Introduction
Online shopping has become extremely popular in recent years. The convenience of being able to purchase almost anything with just a few clicks is undeniable. However, as ecommerce continues to grow, so too do the threats targeting shoppers’ data. I recently learned about a concerning new trend called Magecart skimming, which affects ecommerce sites of all sizes. As an online shopper, I wanted to understand this threat better to protect my information. In this article, I will explain what Magecart skimmers are, provide some background, outline the risks, and suggest ways shoppers can stay safe when shopping online.
What are Magecart Skimmers?
Magecart skimmers are malicious snippets of code secretly inserted into ecommerce websites to steal customers’ payment card information. The skimmers sit quietly in the background recording data entered into checkout forms on compromised sites.
Specifically, Magecart skimmers target payment form fields during checkout to grab credit card numbers, names, addresses, and other sensitive details. The stolen data is then exfiltrated to servers controlled by the Magecart group to be sold on dark web marketplaces.
A Brief History of Magecart Groups
Magecart skimming attacks first emerged around 2015. Since then, various hacker groups have adopted the Magecart name while carrying out these online skimming campaigns. There are believed to be at least 12 distinct Magecart groups currently active, including Magecart Group 4, Magecart Group 6, and others.
These cybercriminal groups do not work together. They compete to compromise as many sites as possible using their own custom skimming code. Some of the more active groups include:
-
Magecart Group 4 – First identified in 2015. Known for using highly obfuscated skimmer code making detection difficult.
-
Magecart Group 6 – One of the most active groups as of 2019. Targets vulnerable Magento ecommerce sites in particular.
-
Magecart Group 7 – Emerging in 2018. Known for using very stealthy skimmers hidden in image files on victim sites.
Scale of the Problem
Magecart skimming attacks were once limited to smaller sites, but have expanded significantly in scale in recent years. All types of ecommerce sites are now targeted, including large merchants like British Airways, Newegg, and Ticketmaster.
In 2018, British Airways disclosed that Magecart skimmers on its payments page affected hundreds of thousands of customers. The following year, online security research Magecart revealed finding skimmers on nearly 200 ecommerce sites, including dozens of the Alexa top 100,000.
Research suggests Magecart skimmers may now be present on hundreds of thousands of sites globally. The exact number of victims is difficult to pinpoint as discovery often relies on third-party reporting. However, the scale makes Magecart one of the biggest threats to ecommerce and shopper data today.
Risks to Shoppers
As an online shopper, a Magecart skimmer on my favorite ecommerce site puts my sensitive information at huge risk. If I enter my payment details into a compromised checkout page, the skimmer could steal:
- Credit card number
- Card expiration date
- CVV security code
- My name and billing address
With this data, fraudsters can make unauthorized purchases, clone cards for physical transactions, or sell the details on dark web marketplaces. I could face credit card fraud, identity theft, account compromise, and other headaches.
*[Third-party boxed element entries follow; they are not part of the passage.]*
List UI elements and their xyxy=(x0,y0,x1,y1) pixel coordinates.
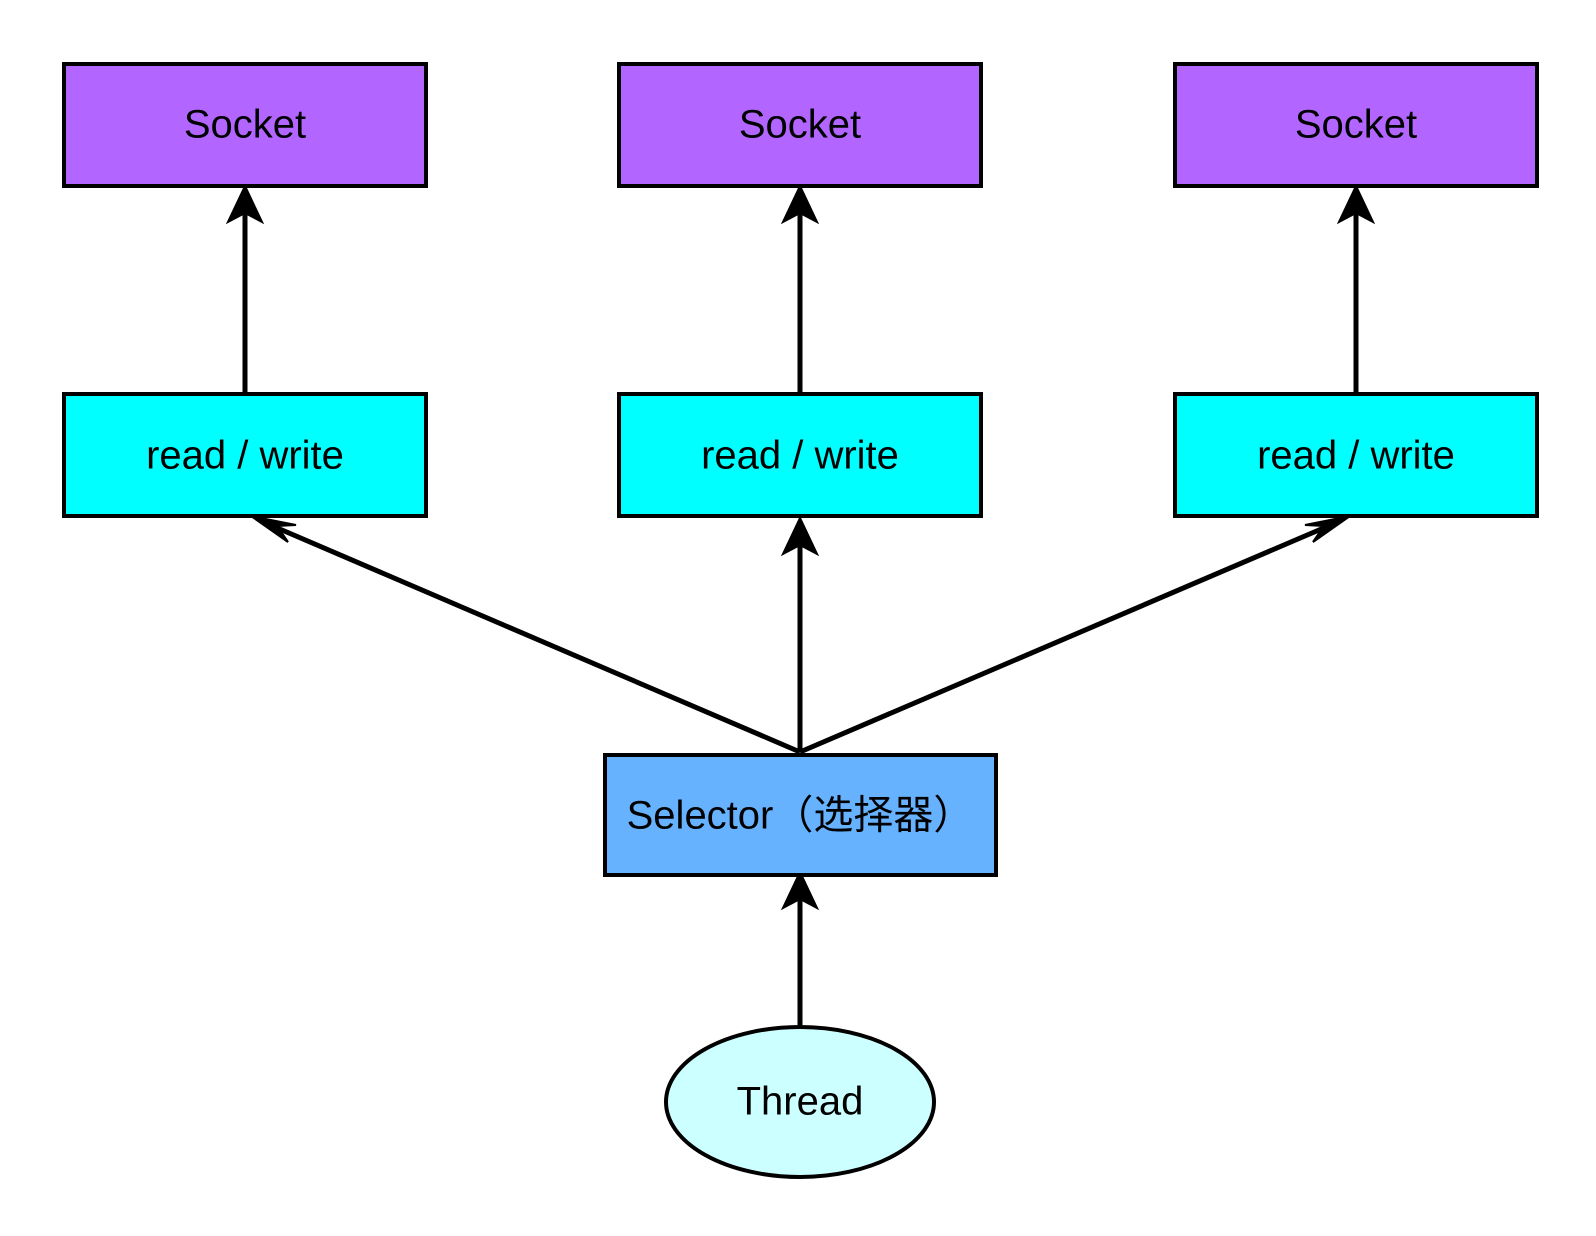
edge-selector-to-readwrite-3 xyxy=(799,521,1334,755)
socket-label: Socket xyxy=(184,103,306,147)
readwrite-label: read / write xyxy=(701,434,899,478)
socket-node-3: Socket xyxy=(1173,62,1539,188)
socket-box xyxy=(1173,62,1539,188)
arrowhead-icon xyxy=(780,515,820,557)
readwrite-label: read / write xyxy=(146,434,344,478)
socket-label: Socket xyxy=(739,103,861,147)
edge-selector-to-readwrite-1 xyxy=(267,521,801,755)
socket-node-2: Socket xyxy=(617,62,983,188)
readwrite-node-3: read / write xyxy=(1173,392,1539,518)
arrowhead-icon xyxy=(780,183,820,225)
socket-label: Socket xyxy=(1295,103,1417,147)
readwrite-node-1: read / write xyxy=(62,392,428,518)
thread-node: Thread xyxy=(664,1025,936,1179)
arrowhead-icon xyxy=(1304,515,1351,543)
readwrite-box xyxy=(1173,392,1539,518)
arrowhead-icon xyxy=(780,869,820,911)
socket-box xyxy=(62,62,428,188)
readwrite-node-2: read / write xyxy=(617,392,983,518)
thread-label: Thread xyxy=(737,1080,864,1124)
selector-node: Selector（选择器） xyxy=(603,753,998,877)
edges xyxy=(225,183,1376,1025)
arrowhead-icon xyxy=(250,515,297,543)
readwrite-box xyxy=(617,392,983,518)
socket-node-1: Socket xyxy=(62,62,428,188)
socket-box xyxy=(617,62,983,188)
selector-label: Selector（选择器） xyxy=(627,794,974,838)
thread-ellipse xyxy=(664,1025,936,1179)
readwrite-box xyxy=(62,392,428,518)
selector-box xyxy=(603,753,998,877)
arrowhead-icon xyxy=(225,183,265,225)
arrowhead-icon xyxy=(1336,183,1376,225)
readwrite-label: read / write xyxy=(1257,434,1455,478)
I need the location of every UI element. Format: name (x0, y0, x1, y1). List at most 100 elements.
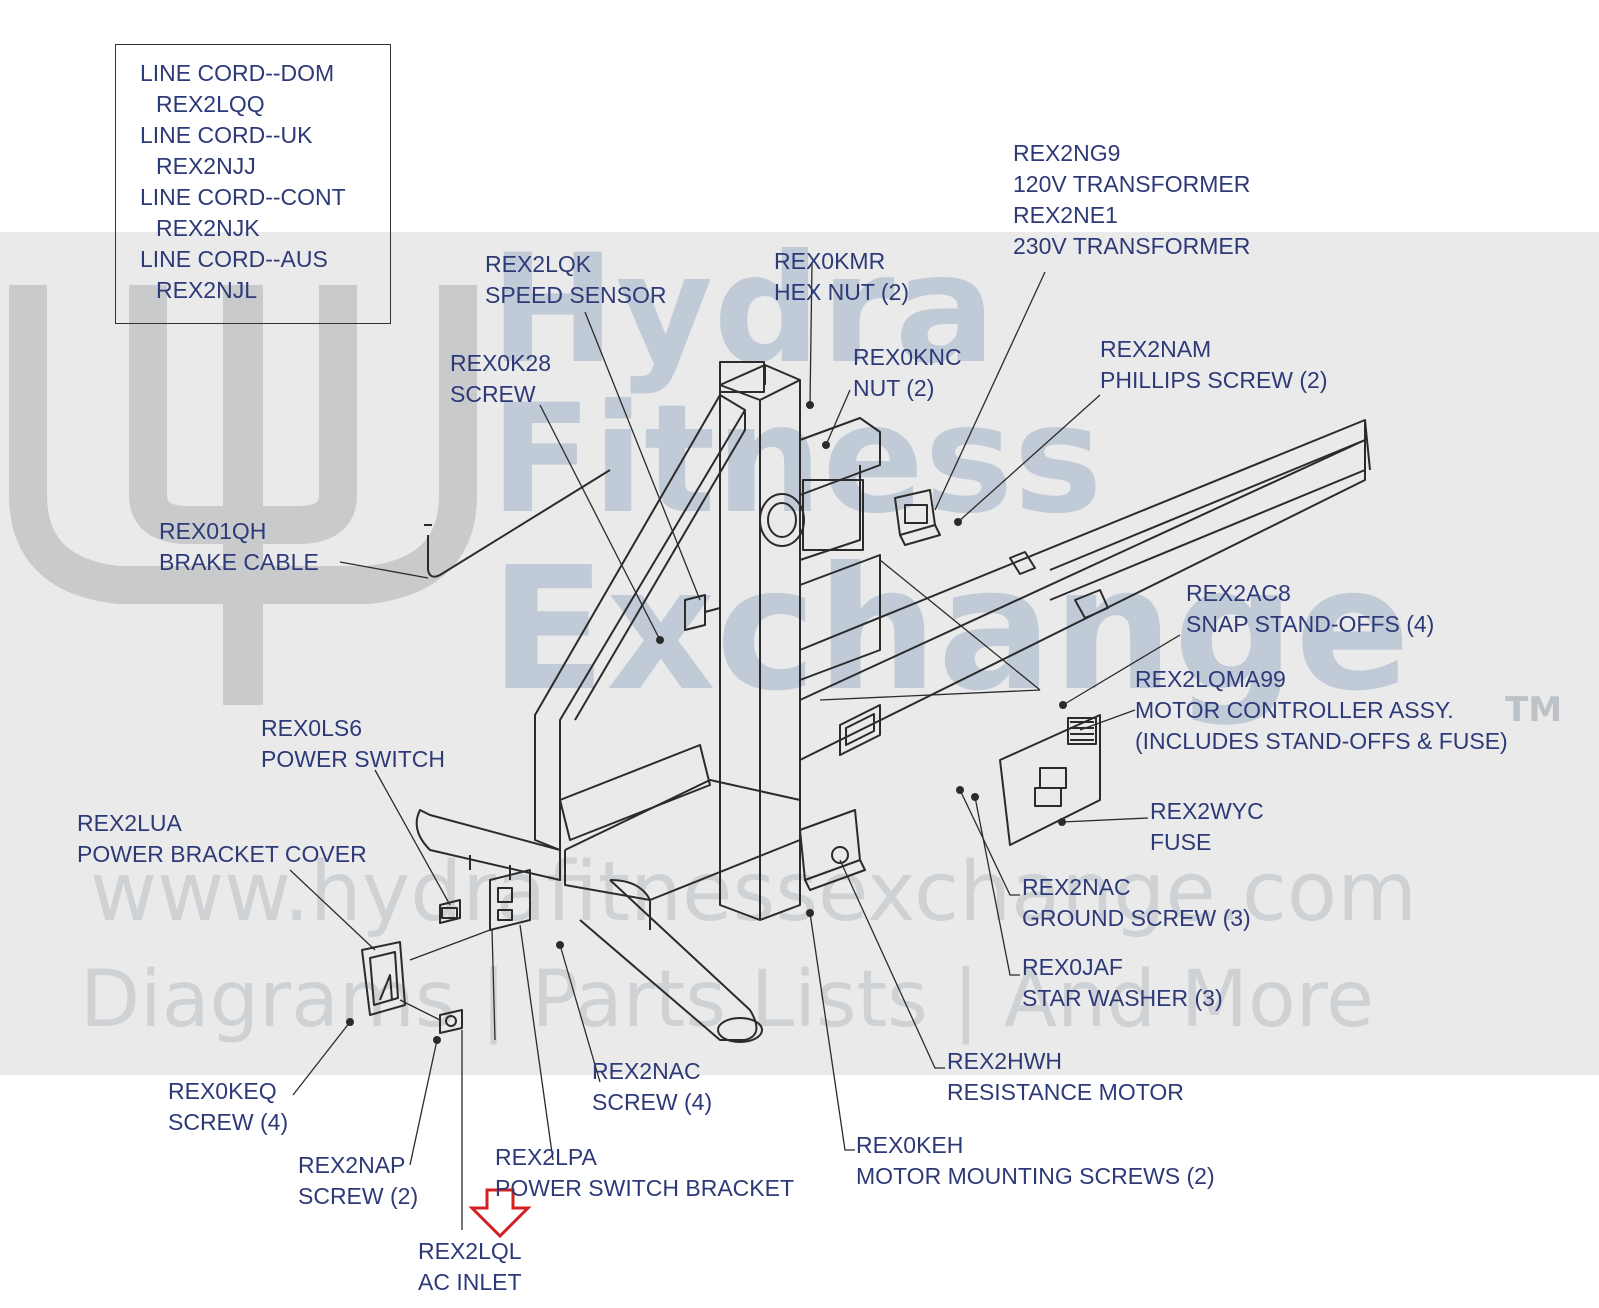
callout-power-switch: REX0LS6 POWER SWITCH (261, 713, 445, 775)
watermark-trademark: TM (1505, 690, 1563, 730)
callout-brake-cable: REX01QH BRAKE CABLE (159, 516, 319, 578)
callout-transformer: REX2NG9 120V TRANSFORMER REX2NE1 230V TR… (1013, 138, 1250, 262)
callout-description: SCREW (450, 381, 536, 407)
callout-part-number: REX2NAC (592, 1058, 701, 1084)
legend-item-name: LINE CORD--CONT (140, 184, 346, 210)
leader-bracket-cover (289, 869, 376, 951)
callout-phillips-screw: REX2NAM PHILLIPS SCREW (2) (1100, 334, 1328, 396)
callout-screw-nap: REX2NAP SCREW (2) (298, 1150, 418, 1212)
leader-screw-keq (292, 1021, 351, 1096)
callout-part-number: REX0JAF (1022, 954, 1123, 980)
leader-stand-offs (1062, 634, 1181, 706)
callout-part-number: REX2NAP (298, 1152, 406, 1178)
callout-description: 120V TRANSFORMER (1013, 171, 1251, 197)
callout-description: SCREW (4) (168, 1109, 289, 1135)
leader-ground-screw (959, 789, 1020, 896)
leader-star-washer (974, 796, 1020, 976)
callout-part-number: REX0KNC (853, 344, 962, 370)
legend-item-part: REX2LQQ (156, 91, 265, 117)
speed-sensor (684, 594, 706, 631)
base-rail (415, 809, 561, 881)
leader-motor-screws (809, 912, 855, 1151)
power-switch (439, 899, 461, 924)
callout-screw-nac: REX2NAC SCREW (4) (592, 1056, 712, 1118)
callout-nut: REX0KNC NUT (2) (853, 342, 962, 404)
leader-transformer (934, 271, 1046, 511)
callout-description: RESISTANCE MOTOR (947, 1079, 1184, 1105)
callout-description: SCREW (4) (592, 1089, 713, 1115)
resistance-motor (799, 809, 861, 881)
callout-part-number: REX2AC8 (1186, 580, 1291, 606)
leader-screw-nac (559, 944, 601, 1083)
line-cord-legend (115, 44, 391, 324)
leader-phillips-screw (957, 394, 1101, 523)
callout-part-number: REX2HWH (947, 1048, 1063, 1074)
callout-stand-offs: REX2AC8 SNAP STAND-OFFS (4) (1186, 578, 1434, 640)
callout-part-number: REX01QH (159, 518, 267, 544)
callout-description: HEX NUT (2) (774, 279, 910, 305)
callout-part-number: REX0LS6 (261, 715, 363, 741)
callout-part-number: REX0KEH (856, 1132, 964, 1158)
callout-description: BRAKE CABLE (159, 549, 319, 575)
callout-part-number: REX0KMR (774, 248, 886, 274)
leader-nut (825, 389, 851, 446)
callout-description: SPEED SENSOR (485, 282, 667, 308)
main-beam (799, 419, 1366, 701)
brake-cable (427, 469, 611, 578)
callout-part-number: REX2NE1 (1013, 202, 1118, 228)
callout-part-number: REX2NAC (1022, 874, 1131, 900)
callout-description: 230V TRANSFORMER (1013, 233, 1251, 259)
callout-description: POWER SWITCH (261, 746, 445, 772)
callout-screw-keq: REX0KEQ SCREW (4) (168, 1076, 288, 1138)
callout-part-number: REX0KEQ (168, 1078, 277, 1104)
leader-fuse (1061, 817, 1149, 823)
callout-bracket-cover: REX2LUA POWER BRACKET COVER (77, 808, 367, 870)
callout-part-number: REX2LUA (77, 810, 182, 836)
leader-brake-cable (339, 561, 429, 579)
callout-description: POWER SWITCH BRACKET (495, 1175, 795, 1201)
callout-ground-screw: REX2NAC GROUND SCREW (3) (1022, 872, 1251, 934)
callout-part-number: REX2NG9 (1013, 140, 1121, 166)
callout-ac-inlet: REX2LQL AC INLET (418, 1236, 522, 1298)
callout-hex-nut: REX0KMR HEX NUT (2) (774, 246, 909, 308)
callout-star-washer: REX0JAF STAR WASHER (3) (1022, 952, 1223, 1014)
legend-item-name: LINE CORD--AUS (140, 246, 328, 272)
leader-power-switch-bracket (519, 924, 554, 1161)
legend-item-name: LINE CORD--DOM (140, 60, 335, 86)
leader-hex-nut (809, 261, 813, 406)
ac-inlet (439, 1009, 463, 1034)
callout-speed-sensor: REX2LQK SPEED SENSOR (485, 249, 667, 311)
watermark-line-2: Fitness (490, 373, 1103, 547)
transformer (894, 489, 936, 536)
callout-motor-controller: REX2LQMA99 MOTOR CONTROLLER ASSY. (INCLU… (1135, 664, 1508, 757)
callout-description: SNAP STAND-OFFS (4) (1186, 611, 1435, 637)
callout-part-number: REX2LQL (418, 1238, 522, 1264)
callout-description: MOTOR MOUNTING SCREWS (2) (856, 1163, 1215, 1189)
callout-description: STAR WASHER (3) (1022, 985, 1223, 1011)
callout-description: MOTOR CONTROLLER ASSY. (1135, 697, 1454, 723)
legend-item-name: LINE CORD--UK (140, 122, 313, 148)
callout-resistance-motor: REX2HWH RESISTANCE MOTOR (947, 1046, 1184, 1108)
legend-item-part: REX2NJL (156, 277, 257, 303)
callout-description: PHILLIPS SCREW (2) (1100, 367, 1328, 393)
callout-description: AC INLET (418, 1269, 522, 1295)
callout-screw-k28: REX0K28 SCREW (450, 348, 551, 410)
callout-description: POWER BRACKET COVER (77, 841, 367, 867)
callout-description: NUT (2) (853, 375, 935, 401)
leader-power-switch (374, 769, 451, 906)
watermark-url: www.hydrafitnessexchange.com (90, 845, 1417, 940)
leader-controller (1079, 709, 1136, 731)
power-bracket-cover (361, 941, 406, 1016)
base-cross-member (564, 779, 801, 901)
callout-part-number: REX2WYC (1150, 798, 1264, 824)
watermark-line-1: Hydra (490, 223, 996, 397)
callout-fuse: REX2WYC FUSE (1150, 796, 1264, 858)
leader-screw-k28 (539, 404, 661, 641)
callout-part-number: REX0K28 (450, 350, 552, 376)
callout-description: (INCLUDES STAND-OFFS & FUSE) (1135, 728, 1508, 754)
power-bracket (489, 869, 531, 931)
watermark-tagline: Diagrams | Parts Lists | And More (80, 955, 1375, 1045)
callout-power-switch-bracket: REX2LPA POWER SWITCH BRACKET (495, 1142, 794, 1204)
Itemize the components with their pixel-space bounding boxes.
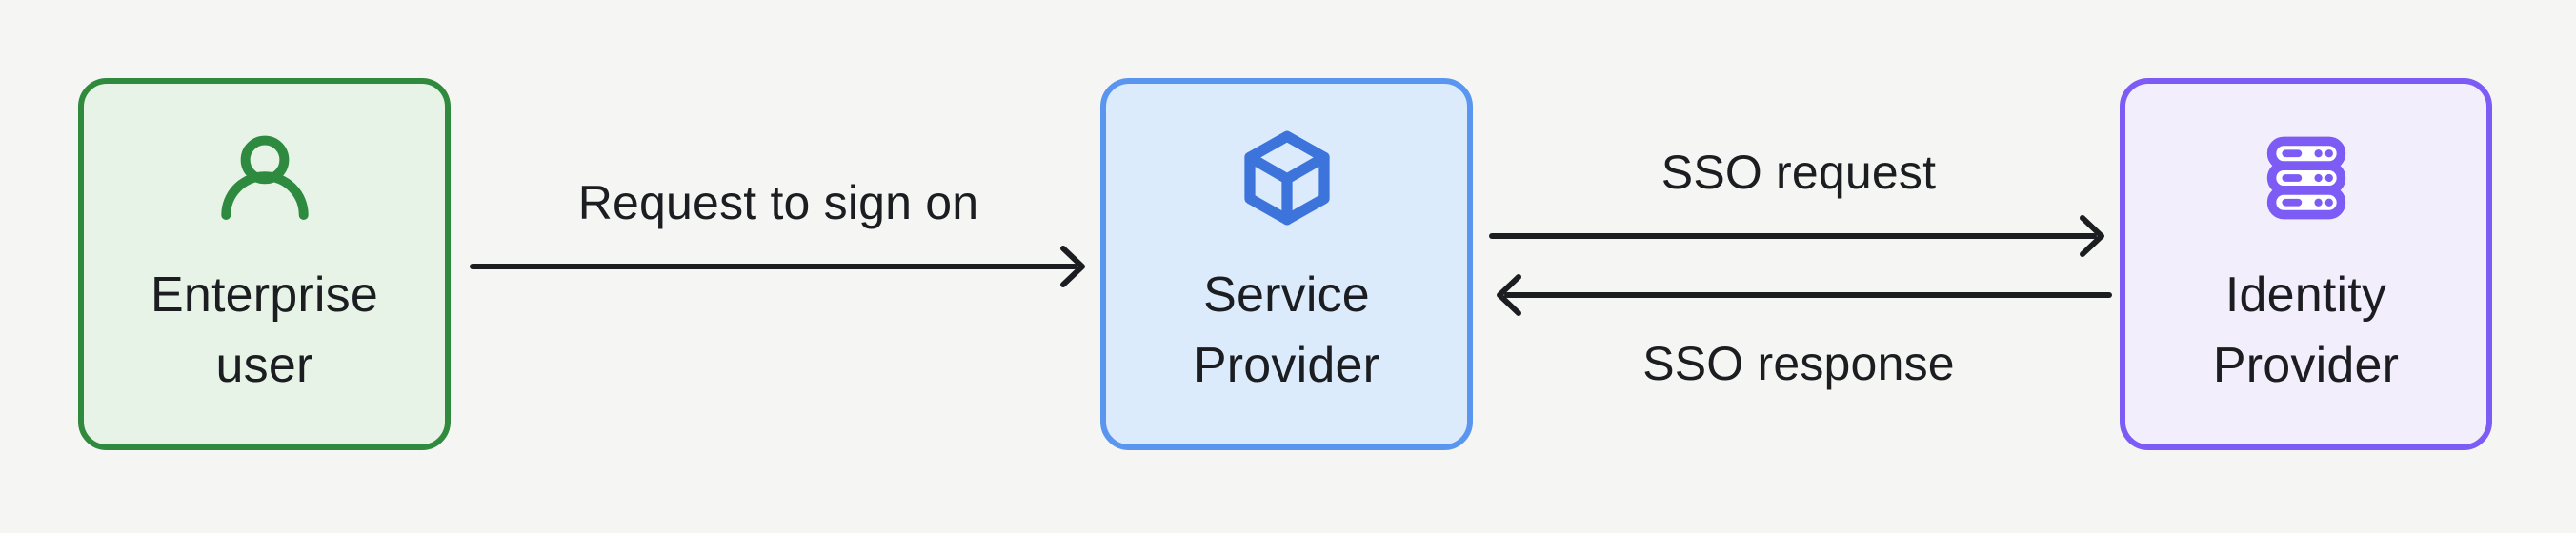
arrow-sso-response <box>1497 274 2112 316</box>
node-identity-provider: Identity Provider <box>2120 78 2492 450</box>
node-label: Identity Provider <box>2212 266 2400 393</box>
user-icon <box>215 128 314 227</box>
arrow-request-to-sign-on <box>470 246 1085 287</box>
node-enterprise-user: Enterprise user <box>78 78 451 450</box>
cube-icon <box>1238 128 1337 227</box>
node-label: Service Provider <box>1193 266 1380 393</box>
arrow-sso-request <box>1489 215 2104 257</box>
edge-label-sso-response: SSO response <box>1642 337 1955 390</box>
server-icon <box>2257 128 2356 227</box>
edge-label-sso-request: SSO request <box>1660 146 1937 199</box>
node-service-provider: Service Provider <box>1100 78 1473 450</box>
node-label: Enterprise user <box>151 266 378 393</box>
edge-label-request-to-sign-on: Request to sign on <box>577 176 979 229</box>
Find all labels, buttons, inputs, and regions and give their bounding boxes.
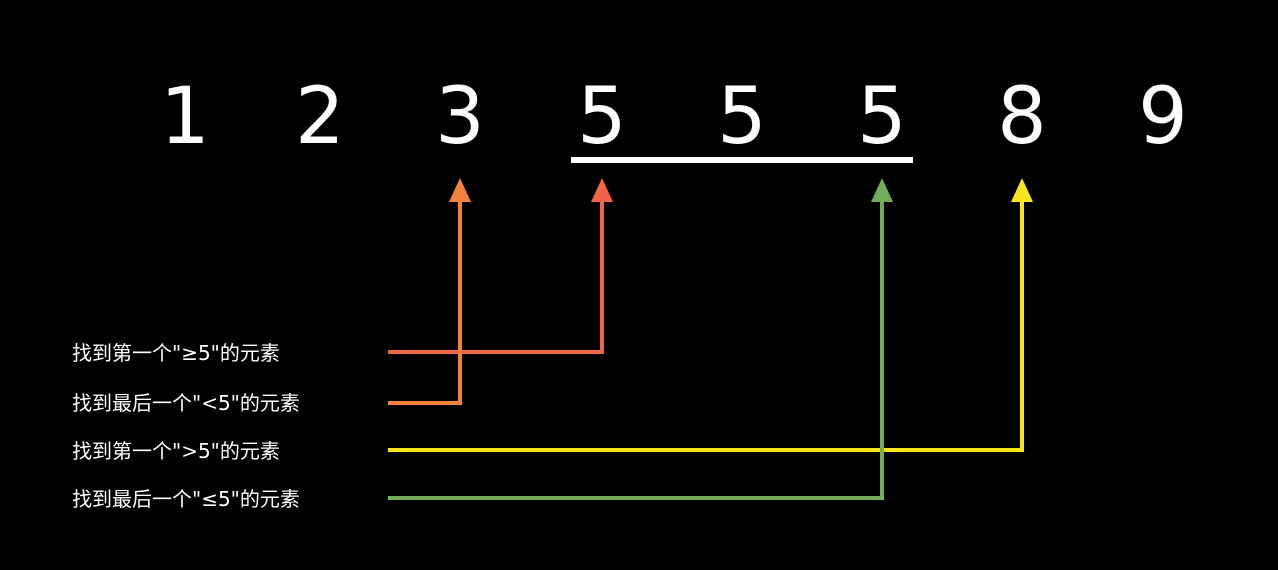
array-element: 8 (997, 72, 1047, 162)
array-element: 9 (1138, 72, 1188, 162)
query-connector-line (388, 200, 1024, 452)
array-element: 5 (717, 72, 767, 162)
query-connector-line (388, 200, 604, 354)
equal-range-underline (571, 157, 913, 163)
arrow-up-icon (871, 178, 893, 202)
array-element: 2 (295, 72, 345, 162)
arrow-up-icon (1011, 178, 1033, 202)
arrow-up-icon (449, 178, 471, 202)
query-connector-line (388, 200, 884, 500)
query-label-first-gt-5: 找到第一个">5"的元素 (72, 439, 280, 463)
query-connector-line (388, 200, 462, 405)
arrow-up-icon (591, 178, 613, 202)
query-label-last-le-5: 找到最后一个"≤5"的元素 (72, 487, 300, 511)
query-label-first-ge-5: 找到第一个"≥5"的元素 (72, 341, 280, 365)
array-element: 5 (577, 72, 627, 162)
query-label-last-lt-5: 找到最后一个"<5"的元素 (72, 391, 300, 415)
array-element: 5 (857, 72, 907, 162)
array-element: 3 (435, 72, 485, 162)
array-element: 1 (160, 72, 210, 162)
Worse, I likely wouldn’t even know the site I shopped on was infected until it was too late. Magecart skimmers are designed to operate secretly in the background without interrupting the normal shopping process.
How to Stay Safe from Magecart Skimmers
While Magecart skimming poses serious risks, there are steps I can take as a shopper to reduce my chances of being impacted:
-
Use credit cards (not debit cards) – Credit cards have stronger fraud protections making it easier to dispute unauthorized charges.
-
Monitor statements closely – Review transactions regularly and report any suspicious charges promptly.
-
Avoid sites with mixed content warnings – These warnings could indicate malicious activity on the site.
-
Use antivirus software – Up-to-date antivirus can sometimes detect hidden skimmers on infected sites.
-
Limit use of public Wi-Fi – Public networks make it easier for skimmers to intercept entered data.
-
Consider virtual credit cards – Services like Privacy.com let you generate virtual card numbers for online purchases as an added layer of protection.
The Future of Magecart Defense
Magecart skimming remains an evolving threat, but there are ongoing efforts to combat these attacks:
-
Ecommerce platforms are releasing patches and tools to scan for skimmers.
-
Web hosting providers have increased scrutiny looking for signs of compromise.
-
Cybersecurity researchers actively monitor sites and report skimmers through trusted channels when found.
-
Merchants are deploying added defenses like web application firewalls to block skimming attempts.
While Magecart groups will continue developing new techniques, awareness and collaboration between the security industry, merchants, and shoppers is key to disrupting skimming operations and keeping our data safe.
Conclusion
Magecart skimming is a serious threat facing all online shoppers today. Sophisticated cybercriminal groups are compromising ecommerce sites to steal payment card details from customers during checkout. However, by understanding the nature of Magecart attacks, I can take proactive steps to reduce my risks online. While hackers may get more advanced, vigilance and safe browsing habits will go a long way in protecting my sensitive information from compromise through Magecart skimming.